Snapshot: Abe remained a powerful figure in Japan despite stepping down from the prime minister post in 2020 for health reasons. Not only was he the longest-serving prime minister, in 2006 and then again from 2012 to 2020, but he comes from a political family with his grandfather serving as prime minister and father holding office as a senior politician. Many world leaders issued their condolences immediately after the tragedy, with U.S. Secretary of State Antony Blinken saying he was "deeply saddened" on the sidelines of G20 meetings in Bali.

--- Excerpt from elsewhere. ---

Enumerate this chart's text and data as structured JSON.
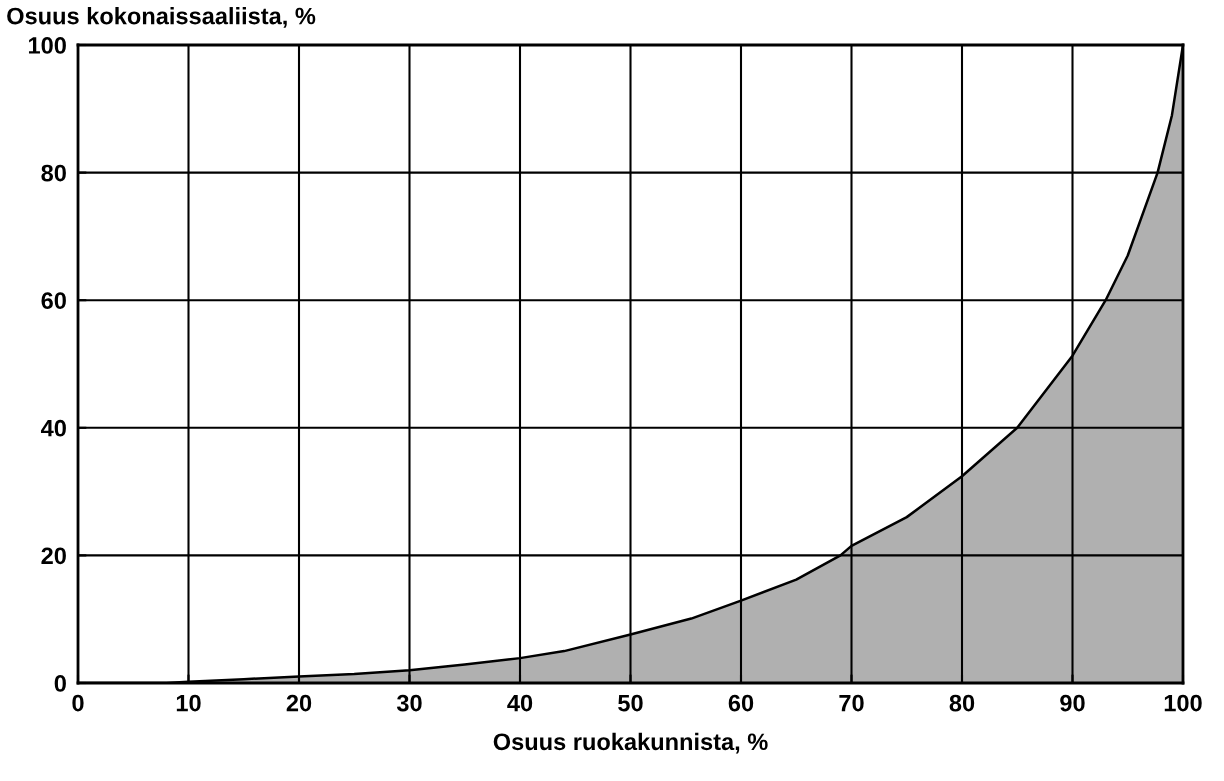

Prior to his death, Abe wielded a lot of influence over the current administration, with the most recent example emerging following Russia's invasion of Ukraine. Shortly after Abe came out and announced that Japan needs to increase its military spending, current Prime Minister Fumio Kishida began to echo those calls. Kishida has also been working with the U.S. and its allies to put pressure on Russia, building on Abe's push to scrap Japan's pacifist constitution that has been in place since WWII.

Abenomics: On the economic front, Abe was best known for his efforts to revive Japan's economic growth through a range of hyper-easy monetary policy, fiscal spending and structural reforms. While the strategy aimed to boost productivity and lower the nation's debt over the long term, economists have recorded mixed results for the world's third-largest economy. Abenomics largely stayed in place after Abe stepped down and even after other central banks started raising interest rates this year to stem soaring inflation. (39 comments)

U.S. Indices
Dow +0.8% to 31,338. S&P 500 +1.9% to 3,899. Nasdaq +4.6% to 11,635. Russell 2000 +2.4% to 1,769. CBOE Volatility Index -7.7% to 24.64.

S&P 500 Sectors
Consumer Staples -0.5%. Utilities -2.9%. Financials +0.5%. Telecom +4.9%. Healthcare +0.8%. Industrials -0.2%. Information Technology +4.3%. Materials -1.5%. Energy -2.4%. Consumer Discretionary +4.6%.

World Indices
London +0.4% to 7,196. France +1.7% to 6,033. Germany +1.6% to 13,015. Japan +2.2% to 26,517. China -0.9% to 3,356. Hong Kong -0.6% to 21,726. India +3.% to 54,482.

Commodities and Bonds
Crude Oil WTI -3.4% to $104.8/bbl. Gold -3.4% to $1,740.9/oz. Natural Gas +5.9% to 6.067. Ten-Year Treasury Yield +0.2 bps to 3.08.

Forex and Cryptos
EUR/USD -2.31%. USD/JPY +0.69%. GBP/USD -0.5%. Bitcoin +13.8%. Litecoin +2.%. Ethereum +18.1%. XRP +10.4%.

Top Stock Gainers
Moderna (MRNA) +23%. Etsy (ETSY) +21%. Paycom Software (PAYC) +15%. Tesla (TSLA) +12%. PulteGroup (PHM) +12%.

Top Stock Losers
Archer-Daniels-Midland (ADM) -5%. Hess (HES) -5%. Philip Morris International (PM) -5%. Halliburton (HAL) -5%. Linde (LIN) -4%.